“There are many different forms of this famous dish. This one resembles a New Orleans version… but one also finds daubes in Canada and in some of the New England states, where the influence of French Canadian cookery is noticeable. Traditionally, the daube, prepared in a pottery daubiere, was put to cook overnight on a metal plate under a removable tile in the fireplace and was ready for lunch the next day. A daube can be eaten either hot or cold. If hot, the sauce is usually poured over macaroni, as in this recipe – a dish called macaronade, as authentic as the daube itself. Sometimes the daube is made with meat cut into cubes, and sometimes with the meat in one piece, as for a pot roast. In either form, the same recipe applies.” James Beard


3 to 5 pounds beef brisket, rump or round, in cubes or in one piece

1 calf’s foot, split, or a pig’s foot, split

2 carrots cut into quarters

6 cloves garlic, peeled and lightly crushed

2 leeks cut into 1 inch pieces

1 bay leaf

1 teaspoon thyme

1 teaspoon summer savory

1 tablespoon salt

1 teaspoon freshly ground black pepper

red wine to cover (about two bottles of a strong red)

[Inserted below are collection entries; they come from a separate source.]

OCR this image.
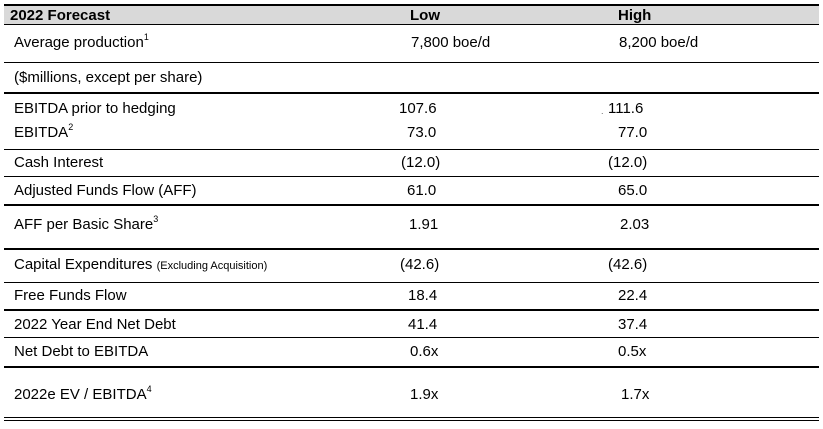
2022 Forecast	Low	High
Average production$^1$	7,800 boe/d	8,200 boe/d
($millions, except per share)
EBITDA prior to hedging	107.6	. 111.6
EBITDA$^2$	73.0	77.0
Cash Interest	(12.0)	(12.0)
Adjusted Funds Flow (AFF)	61.0	65.0
AFF per Basic Share$^3$	1.91	2.03
Capital Expenditures (Excluding Acquisition)	(42.6)	(42.6)
Free Funds Flow	18.4	22.4
2022 Year End Net Debt	41.4	37.4
Net Debt to EBITDA	0.6x	0.5x
2022e EV / EBITDA$^4$	1.9x	1.7x
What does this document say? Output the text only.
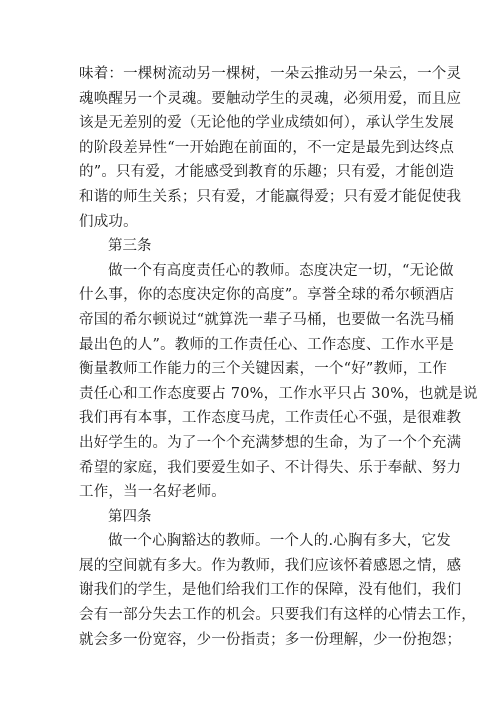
味着：一棵树流动另一棵树，一朵云推动另一朵云，一个灵
魂唤醒另一个灵魂。要触动学生的灵魂，必须用爱，而且应
该是无差别的爱（无论他的学业成绩如何），承认学生发展
的阶段差异性“一开始跑在前面的，不一定是最先到达终点
的”。只有爱，才能感受到教育的乐趣；只有爱，才能创造
和谐的师生关系；只有爱，才能赢得爱；只有爱才能促使我
们成功。
第三条
做一个有高度责任心的教师。态度决定一切，“无论做
什么事，你的态度决定你的高度”。享誉全球的希尔顿酒店
帝国的希尔顿说过“就算洗一辈子马桶，也要做一名洗马桶
最出色的人”。教师的工作责任心、工作态度、工作水平是
衡量教师工作能力的三个关键因素，一个“好”教师，工作
责任心和工作态度要占 70%，工作水平只占 30%，也就是说
我们再有本事，工作态度马虎，工作责任心不强，是很难教
出好学生的。为了一个个充满梦想的生命，为了一个个充满
希望的家庭，我们要爱生如子、不计得失、乐于奉献、努力
工作，当一名好老师。
第四条
做一个心胸豁达的教师。一个人的.心胸有多大，它发
展的空间就有多大。作为教师，我们应该怀着感恩之情，感
谢我们的学生，是他们给我们工作的保障，没有他们，我们
会有一部分失去工作的机会。只要我们有这样的心情去工作，
就会多一份宽容，少一份指责；多一份理解，少一份抱怨；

2 tablespoons tomato paste

16 to 18 black soft olives, pitted




1. Use a pottery casserole for this, or an enameled iron, aluminum or copper braising pan. Place the meat and all the other ingredients, save the tomato paste, olives and macaroni, in the pan and cover with wine. It is better if left overnight to marinate and then cooked the next day. Bring the liquid to a boil, cover, and let the meat simmer gently atop the stove or in a 275* oven for several hours (between 3 and 3-1/2) until it is tender. A half an hour before serving, add the tomato paste and the olives.

2. Cook the macaroni in boiling salted water. When done, drain and mix with the sauce. Serve with the meat. This dish is almost better cold, when the sauce will be jellied.